Nachdem ich heute früh das Gebirge passiert hatte, erschien mir die Mittagssonne bedeutend brennender als gestern, was mir eine längere Pause abnötigte. Emil - so nenne ich mein Kamel - hat es mir gedankt. Ich bin froh über das Mindestmaß an Gesellschaft, das ich an ihm habe. Es ist fast, als müsse ich ihn nicht führen, als führe er mich entschlossen durch die Wüste, wohl wissend, dass sie weit hinter dem Horizont endet.
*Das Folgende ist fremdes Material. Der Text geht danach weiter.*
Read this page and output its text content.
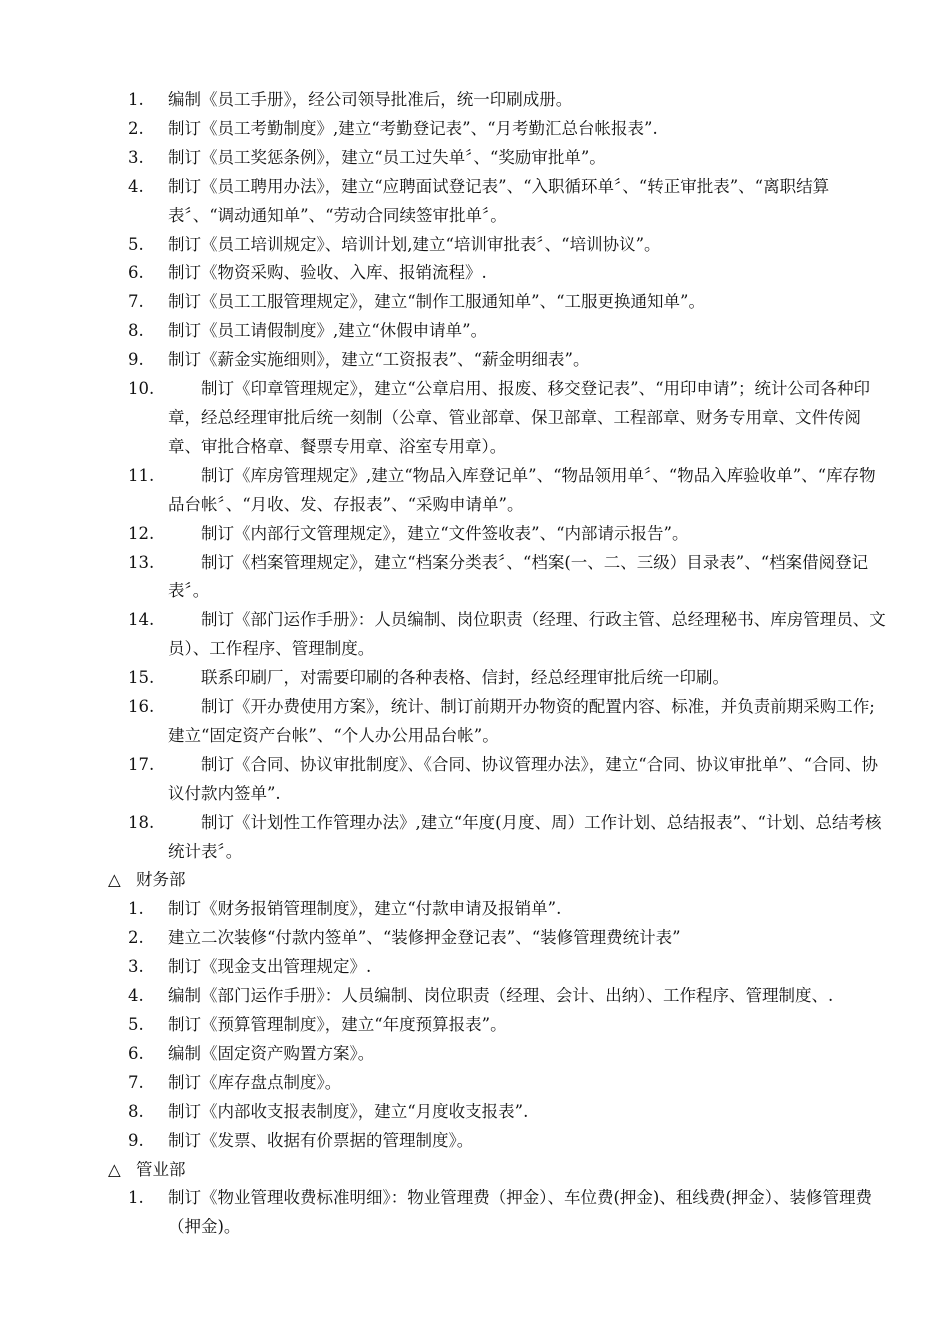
1. 编制《员工手册》，经公司领导批准后，统一印刷成册。
2. 制订《员工考勤制度》,建立“考勤登记表”、“月考勤汇总台帐报表”.
3. 制订《员工奖惩条例》，建立“员工过失单〞、“奖励审批单”。
4. 制订《员工聘用办法》，建立“应聘面试登记表”、“入职循环单〞、“转正审批表”、“离职结算表〞、“调动通知单”、“劳动合同续签审批单〞。
5. 制订《员工培训规定》、培训计划,建立“培训审批表〞、“培训协议”。
6. 制订《物资采购、验收、入库、报销流程》.
7. 制订《员工工服管理规定》，建立“制作工服通知单”、“工服更换通知单”。
8. 制订《员工请假制度》,建立“休假申请单”。
9. 制订《薪金实施细则》，建立“工资报表”、“薪金明细表”。
10.	制订《印章管理规定》，建立“公章启用、报废、移交登记表”、“用印申请”；统计公司各种印章，经总经理审批后统一刻制（公章、管业部章、保卫部章、工程部章、财务专用章、文件传阅章、审批合格章、餐票专用章、浴室专用章）。
11.	制订《库房管理规定》,建立“物品入库登记单”、“物品领用单〞、“物品入库验收单”、“库存物品台帐〞、“月收、发、存报表”、“采购申请单”。
12.	制订《内部行文管理规定》，建立“文件签收表”、“内部请示报告”。
13.	制订《档案管理规定》，建立“档案分类表〞、“档案(一、二、三级）目录表”、“档案借阅登记表〞。
14.	制订《部门运作手册》：人员编制、岗位职责（经理、行政主管、总经理秘书、库房管理员、文员）、工作程序、管理制度。
15.	联系印刷厂，对需要印刷的各种表格、信封，经总经理审批后统一印刷。
16.	制订《开办费使用方案》，统计、制订前期开办物资的配置内容、标准，并负责前期采购工作;建立“固定资产台帐”、“个人办公用品台帐”。
17.	制订《合同、协议审批制度》、《合同、协议管理办法》，建立“合同、协议审批单”、“合同、协议付款内签单”.
18.	制订《计划性工作管理办法》,建立“年度(月度、周）工作计划、总结报表”、“计划、总结考核统计表〞。
△ 财务部
1. 制订《财务报销管理制度》，建立“付款申请及报销单”.
2. 建立二次装修“付款内签单”、“装修押金登记表”、“装修管理费统计表”
3. 制订《现金支出管理规定》.
4. 编制《部门运作手册》：人员编制、岗位职责（经理、会计、出纳）、工作程序、管理制度、.
5. 制订《预算管理制度》，建立“年度预算报表”。
6. 编制《固定资产购置方案》。
7. 制订《库存盘点制度》。
8. 制订《内部收支报表制度》，建立“月度收支报表”.
9. 制订《发票、收据有价票据的管理制度》。
△ 管业部
1. 制订《物业管理收费标准明细》：物业管理费（押金）、车位费(押金)、租线费(押金）、装修管理费（押金)。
Ich kann es nicht erwarten, bis ich dort angelangt bin. Diese Hitze flimmert immerzu in meinen Sinnen und unaufhörlich erfüllt ein tiefes Pfeifen des Windes die Luft und sinkt in meinen Verstand hinab.
Was Emil fraß, weiß ich nicht, denn ich konnte beim besten Willen keine Pflanzen ausmachen. Aber er fraß, während ich die Pause für einen kleinen Erkundungsmarsch nutzen wollte. Nach wenigen hundert Metern jedoch begriff ich meinen Fehler, als die Hitze mich vornüber drückte und ich mich mit den Händen auf meinen Knien abstützen musste. Da musste ich mich fragen, was ich hier in dieser leer belassenen Landschaft überhaupt zu entdecken gehofft hatte. Zurück am Rastplatz angekommen, ruhte ich mich in Emils Schatten aus, zu müde, um einen Gedanken zu beginnen.
Am späten Nachmittag, als die Sonne langsam zur Ruhe kam, brachen wir wieder auf. Ich beginne zu verstehen, dass in der Wüste nicht ich der Herr über meinen Körper bin. Nein, getrieben bin ich vom Diktat der Wüste. All meine Handlungen haben in der Natur ihren Urheber.
 
4. Februar 1856
 
Trotz meines Schleiers sind meine Haare voller Sand, fast als sei die Wüste nichts Äußeres, als entstünde sie aus mir heraus; an meinem Körper klebt der Sand; in meinem Mund ständig Sand! Gelingt es mir abends, mich noch eben vom Sande zu befreien, hat er am Mittag wieder Besitz von mir ergriffen. Überhaupt führt alles hier immer wieder zum selben Punkte zurück. Kaum trinke ich einen Schluck, bin ich wieder durstig. Kaum gelange ich 10 Kilometer voran, wähne ich mich doch wieder am gleichen Ort, mitten in der Wüste.
 
Ich versuche meinen Geist von dieser Trostlosigkeit abzubringen und stelle mir Afrika vor - jenseits der Wüste. Ich weiß im Grunde nichts darüber und doch sehne ich mich seit meiner Kindheit  in den wundervollsten Bildern danach. Was ich  über das Wesen der Menschen , über die Natur und über mich selbst erfahren und zu lernen vermag, davon habe ich keine Vorstellung. Doch in mir liegt eine Gewissheit, dass ich nicht mehr als derselbe Mann zurückkehren werde.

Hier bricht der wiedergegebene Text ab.